The restoration of aid-funded grants for overseas students, in carefully selected categories of course, could provide an instant boost to standards in some Third World countries and bring cultural and financial benefit to our own colleges and universities. However, there is much more that those institutions could contribute towards international development, with similarly mutual benefits.

Only the British, with our gift for self-denigration and our penchant for intellectual snobbery, could fail both to appreciate the high reputation overseas of the whole range of British FE and HE and to exploit the enormous potential for our FE colleges and for our new, former polytechnic universities to contribute to urgently-needed reforms of FE and HE in many Commonwealth countries.

Recent British experience, at a time of rising demand and falling grant aid, of the management of change; resource management and quality-assurance systems; curriculum development; course franchising; bridging education; distance learning techniques; postgraduate, professional and vocational qualifications and continuing professional development are all particularly relevant to many English-speaking Third World countries.
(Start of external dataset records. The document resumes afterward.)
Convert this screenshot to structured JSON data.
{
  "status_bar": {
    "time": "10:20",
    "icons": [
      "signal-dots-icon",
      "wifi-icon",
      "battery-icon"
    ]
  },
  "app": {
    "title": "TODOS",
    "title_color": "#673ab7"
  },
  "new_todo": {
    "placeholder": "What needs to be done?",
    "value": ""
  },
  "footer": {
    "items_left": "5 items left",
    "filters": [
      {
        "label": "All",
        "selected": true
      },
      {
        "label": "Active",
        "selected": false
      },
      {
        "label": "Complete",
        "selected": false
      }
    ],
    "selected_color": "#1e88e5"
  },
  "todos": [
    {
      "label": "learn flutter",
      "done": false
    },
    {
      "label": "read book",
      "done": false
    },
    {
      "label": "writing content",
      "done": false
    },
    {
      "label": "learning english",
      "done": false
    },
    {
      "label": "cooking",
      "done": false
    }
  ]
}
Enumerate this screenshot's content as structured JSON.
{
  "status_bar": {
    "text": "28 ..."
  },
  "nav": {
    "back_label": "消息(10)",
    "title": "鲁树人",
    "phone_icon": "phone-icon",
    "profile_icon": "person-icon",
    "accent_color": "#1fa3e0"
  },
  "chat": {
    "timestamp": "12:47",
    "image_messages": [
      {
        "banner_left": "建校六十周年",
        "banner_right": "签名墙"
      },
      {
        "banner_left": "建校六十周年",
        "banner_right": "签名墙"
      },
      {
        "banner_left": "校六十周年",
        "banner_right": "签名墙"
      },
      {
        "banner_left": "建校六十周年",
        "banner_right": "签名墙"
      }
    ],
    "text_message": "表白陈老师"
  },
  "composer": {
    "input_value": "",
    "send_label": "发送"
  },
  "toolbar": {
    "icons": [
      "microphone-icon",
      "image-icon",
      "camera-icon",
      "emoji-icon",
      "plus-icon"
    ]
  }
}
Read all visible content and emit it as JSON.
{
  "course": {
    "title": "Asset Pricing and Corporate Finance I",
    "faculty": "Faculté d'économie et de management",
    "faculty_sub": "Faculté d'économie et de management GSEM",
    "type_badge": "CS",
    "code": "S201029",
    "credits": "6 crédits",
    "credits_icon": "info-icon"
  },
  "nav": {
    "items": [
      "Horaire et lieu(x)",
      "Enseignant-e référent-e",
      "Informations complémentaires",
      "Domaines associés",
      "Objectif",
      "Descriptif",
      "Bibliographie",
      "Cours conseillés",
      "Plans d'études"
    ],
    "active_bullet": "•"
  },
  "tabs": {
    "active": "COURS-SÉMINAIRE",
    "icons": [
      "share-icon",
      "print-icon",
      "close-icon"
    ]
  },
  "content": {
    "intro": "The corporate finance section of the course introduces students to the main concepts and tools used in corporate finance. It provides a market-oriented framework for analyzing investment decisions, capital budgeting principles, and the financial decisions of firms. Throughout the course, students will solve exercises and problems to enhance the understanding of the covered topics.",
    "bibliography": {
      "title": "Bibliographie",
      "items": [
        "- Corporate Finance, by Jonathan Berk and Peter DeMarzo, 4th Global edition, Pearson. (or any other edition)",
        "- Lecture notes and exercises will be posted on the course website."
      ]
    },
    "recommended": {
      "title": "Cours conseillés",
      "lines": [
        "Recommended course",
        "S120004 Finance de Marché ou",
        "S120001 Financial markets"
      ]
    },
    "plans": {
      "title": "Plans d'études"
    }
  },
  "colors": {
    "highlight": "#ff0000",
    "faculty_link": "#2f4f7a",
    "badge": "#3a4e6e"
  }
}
It is also, sadly, my experience that although many of the relevant departments of government in Britain have able individuals anxious to help British institutions to identify and exploit opportunities overseas, such is the lack of management structures and systems to facilitate efficient interdepartmental working that co-ordinated effort is almost wholly absent. Furthermore, I have also encountered situations overseas where the High Commission, the British Council and the Overseas Development Administration were barely on speaking terms, let alone able seriously to promote the interest of a British university making a huge investment in exploiting its potential to contribute towards the development of FE and HE in the country concerned.

For the governments of many developing countries, recognising both the need for FE and HE reform and the ability of a British institution to devise and help to implement appropriate action, the major constraint is shortage of funds. In those circumstances, British institutions need dedicated support on the ground to identify the availability of British aid funds, or in their absence funds from other aid donors such as the World Bank, the European Development Fund or the various regional development banks. It is my experience that the availability of executive assistance in our government's overseas institutions is both insufficient and unable to provide the dedicated support necessary.

In order to exploit these opportunities and to facilitate the fuller participation of the most appropriate British institutions in that activity, government action is urgently needed. Perhaps most important is the need for co-ordination between the Department of Trade and Industry, the Department for Education and Employment and the British Council. More efficient procedures must be developed to gather and distribute more detailed statistics and other market information; to support proactively both in the UK and overseas appropriate individual institutions on well-targeted and highly focused overseas missions; and generally to facilitate the identification and capture of a larger share of international, aid-funded, education projects.

I hope the forthcoming White Paper on international development and the Dearing report will start this necessary process of change and that the Government will appoint a Cabinet subcommittee to carry the process forward.

At the same time, British universities and colleges, especially the new universities, whose courses generally have particular relevance to the needs of developing economies, must also become more proactive. It is essential that they devote more dedicated and professional resources to planning, promoting and managing their international activities in an efficient, sustainable and cost-effective way.

The writer is a management consultant specialising in the marketing of further and higher education for international development. He is a former Member of Parliament and an honorary fellow of the Institute of Development Studies.